The reason the forms in the respective groups are ultimately identical is twofold, based on how the shell parses string literals:

  • The shell allows literal to be specified as is through a mechanism called quoting, which can take several forms:
    • single-quoted strings: the contents inside '...' is taken literally and forms a single argument
    • double-quoted strings: the contents inside "..." also forms a single argument, but is subject to interpolation (expands variable references such as $var, command substitutions ($(...) or `...`), or arithmetic expansions ($(( ... ))).
    • \-quoting of individual characters: a \ preceding a single character causes that character to be interpreted as a literal.
  • Quoting is complemented by quote removal, which means that once the shell has parsed a command line, it removes the quote characters from the arguments (any enclosing '...' or "..." or unquoted \ instances) - thus, the command being invoked never sees the quote characters.

Upvotes: 62

Chas. Owens
Chas. Owens

Reputation: 64909

You can also say:

cut -d\  -f 2

Note that there are two spaces after the backslash.

Upvotes: 49

Anssi
Anssi

Reputation: 2847

You can't do it easily with cut if the data has for example multiple spaces. I have found it useful to normalize input for easier processing. One trick is to use sed for normalization as below.

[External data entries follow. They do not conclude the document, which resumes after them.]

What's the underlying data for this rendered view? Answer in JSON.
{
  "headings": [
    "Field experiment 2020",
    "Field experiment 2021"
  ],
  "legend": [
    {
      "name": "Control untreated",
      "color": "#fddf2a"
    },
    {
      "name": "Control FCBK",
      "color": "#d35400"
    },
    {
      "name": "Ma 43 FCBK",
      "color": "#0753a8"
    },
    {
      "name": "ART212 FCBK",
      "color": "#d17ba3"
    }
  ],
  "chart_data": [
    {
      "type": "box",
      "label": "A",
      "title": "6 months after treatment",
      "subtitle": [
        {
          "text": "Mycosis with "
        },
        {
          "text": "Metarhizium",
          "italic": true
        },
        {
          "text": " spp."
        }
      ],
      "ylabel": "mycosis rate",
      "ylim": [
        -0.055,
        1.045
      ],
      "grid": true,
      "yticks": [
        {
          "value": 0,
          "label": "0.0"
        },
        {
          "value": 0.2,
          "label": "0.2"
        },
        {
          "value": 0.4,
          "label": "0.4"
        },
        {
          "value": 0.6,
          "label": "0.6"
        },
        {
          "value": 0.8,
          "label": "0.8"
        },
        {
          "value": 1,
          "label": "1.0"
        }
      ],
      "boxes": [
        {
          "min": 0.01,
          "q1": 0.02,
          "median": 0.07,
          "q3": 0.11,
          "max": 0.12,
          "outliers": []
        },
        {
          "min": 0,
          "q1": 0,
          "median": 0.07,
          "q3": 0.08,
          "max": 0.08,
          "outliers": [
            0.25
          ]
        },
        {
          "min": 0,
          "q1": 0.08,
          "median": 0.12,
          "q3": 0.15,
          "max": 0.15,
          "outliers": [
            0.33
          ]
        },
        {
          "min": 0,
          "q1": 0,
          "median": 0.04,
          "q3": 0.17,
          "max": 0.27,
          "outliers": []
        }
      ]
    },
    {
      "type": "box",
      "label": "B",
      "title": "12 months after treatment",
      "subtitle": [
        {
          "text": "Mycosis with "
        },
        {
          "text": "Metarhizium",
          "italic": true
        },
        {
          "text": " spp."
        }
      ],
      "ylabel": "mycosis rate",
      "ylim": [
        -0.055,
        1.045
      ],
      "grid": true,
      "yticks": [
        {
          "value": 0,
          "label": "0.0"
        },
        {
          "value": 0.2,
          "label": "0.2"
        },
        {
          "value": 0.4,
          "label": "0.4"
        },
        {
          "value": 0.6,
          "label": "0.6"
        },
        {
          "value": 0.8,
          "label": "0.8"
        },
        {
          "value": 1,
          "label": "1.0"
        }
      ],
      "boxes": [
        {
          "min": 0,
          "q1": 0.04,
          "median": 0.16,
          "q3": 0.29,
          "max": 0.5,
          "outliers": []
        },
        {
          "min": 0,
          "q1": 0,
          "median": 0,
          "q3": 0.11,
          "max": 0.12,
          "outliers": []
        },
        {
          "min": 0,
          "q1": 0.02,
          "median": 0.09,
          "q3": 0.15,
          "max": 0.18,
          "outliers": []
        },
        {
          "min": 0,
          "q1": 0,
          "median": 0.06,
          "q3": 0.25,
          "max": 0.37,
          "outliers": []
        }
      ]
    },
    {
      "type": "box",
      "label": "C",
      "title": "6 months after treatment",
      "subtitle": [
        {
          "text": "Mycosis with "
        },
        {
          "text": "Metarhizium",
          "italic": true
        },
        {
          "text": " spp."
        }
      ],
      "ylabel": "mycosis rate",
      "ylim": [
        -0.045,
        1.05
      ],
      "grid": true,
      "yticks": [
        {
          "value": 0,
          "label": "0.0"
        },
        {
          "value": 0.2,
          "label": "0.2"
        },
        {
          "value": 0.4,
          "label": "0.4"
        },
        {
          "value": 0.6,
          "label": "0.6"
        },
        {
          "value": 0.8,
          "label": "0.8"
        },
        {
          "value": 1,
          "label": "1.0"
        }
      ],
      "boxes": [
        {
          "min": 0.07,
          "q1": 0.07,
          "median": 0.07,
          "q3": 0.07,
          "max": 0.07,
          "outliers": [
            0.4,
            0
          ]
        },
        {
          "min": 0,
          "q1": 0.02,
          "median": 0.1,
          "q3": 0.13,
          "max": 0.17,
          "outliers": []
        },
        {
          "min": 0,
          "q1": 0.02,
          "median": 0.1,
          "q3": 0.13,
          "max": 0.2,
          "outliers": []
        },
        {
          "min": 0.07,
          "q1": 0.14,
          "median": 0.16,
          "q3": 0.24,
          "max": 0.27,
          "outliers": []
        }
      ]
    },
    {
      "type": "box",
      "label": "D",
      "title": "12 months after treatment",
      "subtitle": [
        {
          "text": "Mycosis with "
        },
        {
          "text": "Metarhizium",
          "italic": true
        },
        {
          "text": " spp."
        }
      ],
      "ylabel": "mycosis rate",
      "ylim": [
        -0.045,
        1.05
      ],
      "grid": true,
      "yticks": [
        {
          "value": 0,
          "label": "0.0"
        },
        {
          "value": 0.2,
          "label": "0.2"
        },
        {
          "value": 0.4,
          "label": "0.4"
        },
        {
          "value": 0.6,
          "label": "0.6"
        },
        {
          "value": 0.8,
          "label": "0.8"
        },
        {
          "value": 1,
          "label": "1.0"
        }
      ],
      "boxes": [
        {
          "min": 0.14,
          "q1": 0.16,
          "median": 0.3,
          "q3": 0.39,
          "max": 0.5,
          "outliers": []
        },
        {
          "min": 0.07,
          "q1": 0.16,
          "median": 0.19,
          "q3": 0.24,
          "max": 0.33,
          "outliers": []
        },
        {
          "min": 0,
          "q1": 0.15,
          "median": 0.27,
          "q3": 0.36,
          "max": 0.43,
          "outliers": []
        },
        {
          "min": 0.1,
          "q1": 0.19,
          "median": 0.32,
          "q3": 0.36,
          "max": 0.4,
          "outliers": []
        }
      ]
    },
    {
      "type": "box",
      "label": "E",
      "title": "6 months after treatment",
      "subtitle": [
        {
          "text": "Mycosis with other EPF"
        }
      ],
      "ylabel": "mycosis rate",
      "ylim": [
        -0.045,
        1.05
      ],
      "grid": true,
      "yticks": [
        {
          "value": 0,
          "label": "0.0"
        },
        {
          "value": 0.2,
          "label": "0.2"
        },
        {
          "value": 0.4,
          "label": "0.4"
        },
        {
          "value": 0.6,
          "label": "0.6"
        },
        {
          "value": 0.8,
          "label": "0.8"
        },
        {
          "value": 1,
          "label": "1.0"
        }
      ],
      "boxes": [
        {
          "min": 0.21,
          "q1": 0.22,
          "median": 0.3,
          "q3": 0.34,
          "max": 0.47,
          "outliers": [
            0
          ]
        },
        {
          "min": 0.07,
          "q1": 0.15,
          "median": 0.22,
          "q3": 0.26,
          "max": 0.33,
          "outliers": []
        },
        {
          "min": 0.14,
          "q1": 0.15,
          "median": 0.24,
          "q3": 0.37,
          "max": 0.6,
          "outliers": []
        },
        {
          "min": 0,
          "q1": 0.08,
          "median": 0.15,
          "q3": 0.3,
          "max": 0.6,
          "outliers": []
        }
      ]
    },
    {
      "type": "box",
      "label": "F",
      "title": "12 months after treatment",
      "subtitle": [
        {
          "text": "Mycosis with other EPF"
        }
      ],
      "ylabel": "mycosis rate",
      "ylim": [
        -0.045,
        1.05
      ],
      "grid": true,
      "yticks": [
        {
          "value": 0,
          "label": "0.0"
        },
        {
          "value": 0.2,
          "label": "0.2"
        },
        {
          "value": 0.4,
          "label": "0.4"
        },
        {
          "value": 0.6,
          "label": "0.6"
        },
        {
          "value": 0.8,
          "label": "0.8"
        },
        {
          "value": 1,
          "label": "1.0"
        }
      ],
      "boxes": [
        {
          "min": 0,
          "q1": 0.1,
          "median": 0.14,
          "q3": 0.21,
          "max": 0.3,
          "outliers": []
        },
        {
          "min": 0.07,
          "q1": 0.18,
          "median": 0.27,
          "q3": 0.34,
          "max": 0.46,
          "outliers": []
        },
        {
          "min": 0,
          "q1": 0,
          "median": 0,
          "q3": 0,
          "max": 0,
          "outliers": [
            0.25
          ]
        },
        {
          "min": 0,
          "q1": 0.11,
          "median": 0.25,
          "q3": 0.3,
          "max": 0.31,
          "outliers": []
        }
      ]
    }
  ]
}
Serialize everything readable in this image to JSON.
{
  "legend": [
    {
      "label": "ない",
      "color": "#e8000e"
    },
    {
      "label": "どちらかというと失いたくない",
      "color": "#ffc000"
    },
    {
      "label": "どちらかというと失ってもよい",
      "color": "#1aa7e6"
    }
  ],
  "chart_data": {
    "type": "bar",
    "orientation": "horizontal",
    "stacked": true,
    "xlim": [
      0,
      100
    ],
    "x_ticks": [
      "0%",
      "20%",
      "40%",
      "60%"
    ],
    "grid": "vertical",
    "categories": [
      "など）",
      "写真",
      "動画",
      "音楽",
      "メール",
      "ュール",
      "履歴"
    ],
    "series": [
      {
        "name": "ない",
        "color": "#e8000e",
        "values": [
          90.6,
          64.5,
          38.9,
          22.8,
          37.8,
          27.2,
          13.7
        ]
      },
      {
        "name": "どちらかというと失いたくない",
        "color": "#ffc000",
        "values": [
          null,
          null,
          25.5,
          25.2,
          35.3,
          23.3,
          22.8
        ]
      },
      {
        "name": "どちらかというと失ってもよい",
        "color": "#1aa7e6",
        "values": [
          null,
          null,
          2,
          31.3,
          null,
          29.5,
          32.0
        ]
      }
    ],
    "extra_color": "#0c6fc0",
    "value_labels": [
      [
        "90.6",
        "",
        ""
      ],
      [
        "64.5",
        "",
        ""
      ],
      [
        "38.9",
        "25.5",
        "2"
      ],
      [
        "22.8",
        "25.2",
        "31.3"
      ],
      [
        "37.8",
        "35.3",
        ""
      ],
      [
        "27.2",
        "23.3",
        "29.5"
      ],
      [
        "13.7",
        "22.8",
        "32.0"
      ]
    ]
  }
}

echo -e "foor\t \t bar" | sed 's:\s\+:\t:g' | cut -f2  #bar

Upvotes: 5

Stephen Quan
Stephen Quan

Reputation: 25891

I have an answer (I admit somewhat confusing answer) that involvessed, regular expressions and capture groups:

  • \S* - first word
  • \s* - delimiter
  • (\S*) - second word - captured
  • .* - rest of the line

As a sed expression, the capture group needs to be escaped, i.e. \( and \).

The \1 returns a copy of the captured group, i.e. the second word.

$ echo "alpha beta gamma delta" | sed 's/\S*\s*\(\S*\).*/\1/'
beta

When you look at this answer, its somewhat confusing, and, you may think, why bother? Well, I'm hoping that some, may go "Aha!" and will use this pattern to solve some complex text extraction problems with a single sed expression.

Upvotes: 1

Harry Mangalam
Harry Mangalam

Reputation: 51

scut, a cut-like utility (smarter but slower I made) that can use any perl regex as a breaking token. Breaking on whitespace is the default, but you can also break on multi-char regexes, alternative regexes, etc.

scut -f='6 2 8 7' < input.file  > output.file

so the above command would break columns on whitespace and extract the (0-based) cols 6 2 8 7 in that order.

Upvotes: 3

fedorqui
fedorqui

Reputation: 289515

I just discovered that you can also use "-d ":

cut "-d "

Test

$ cat a
hello how are you
I am fine
$ cut "-d " -f2 a
how
am

Upvotes: 8

RichieHindle
RichieHindle

Reputation: 281405

cut -d ' ' -f 2

Where 2 is the field number of the space-delimited field you want.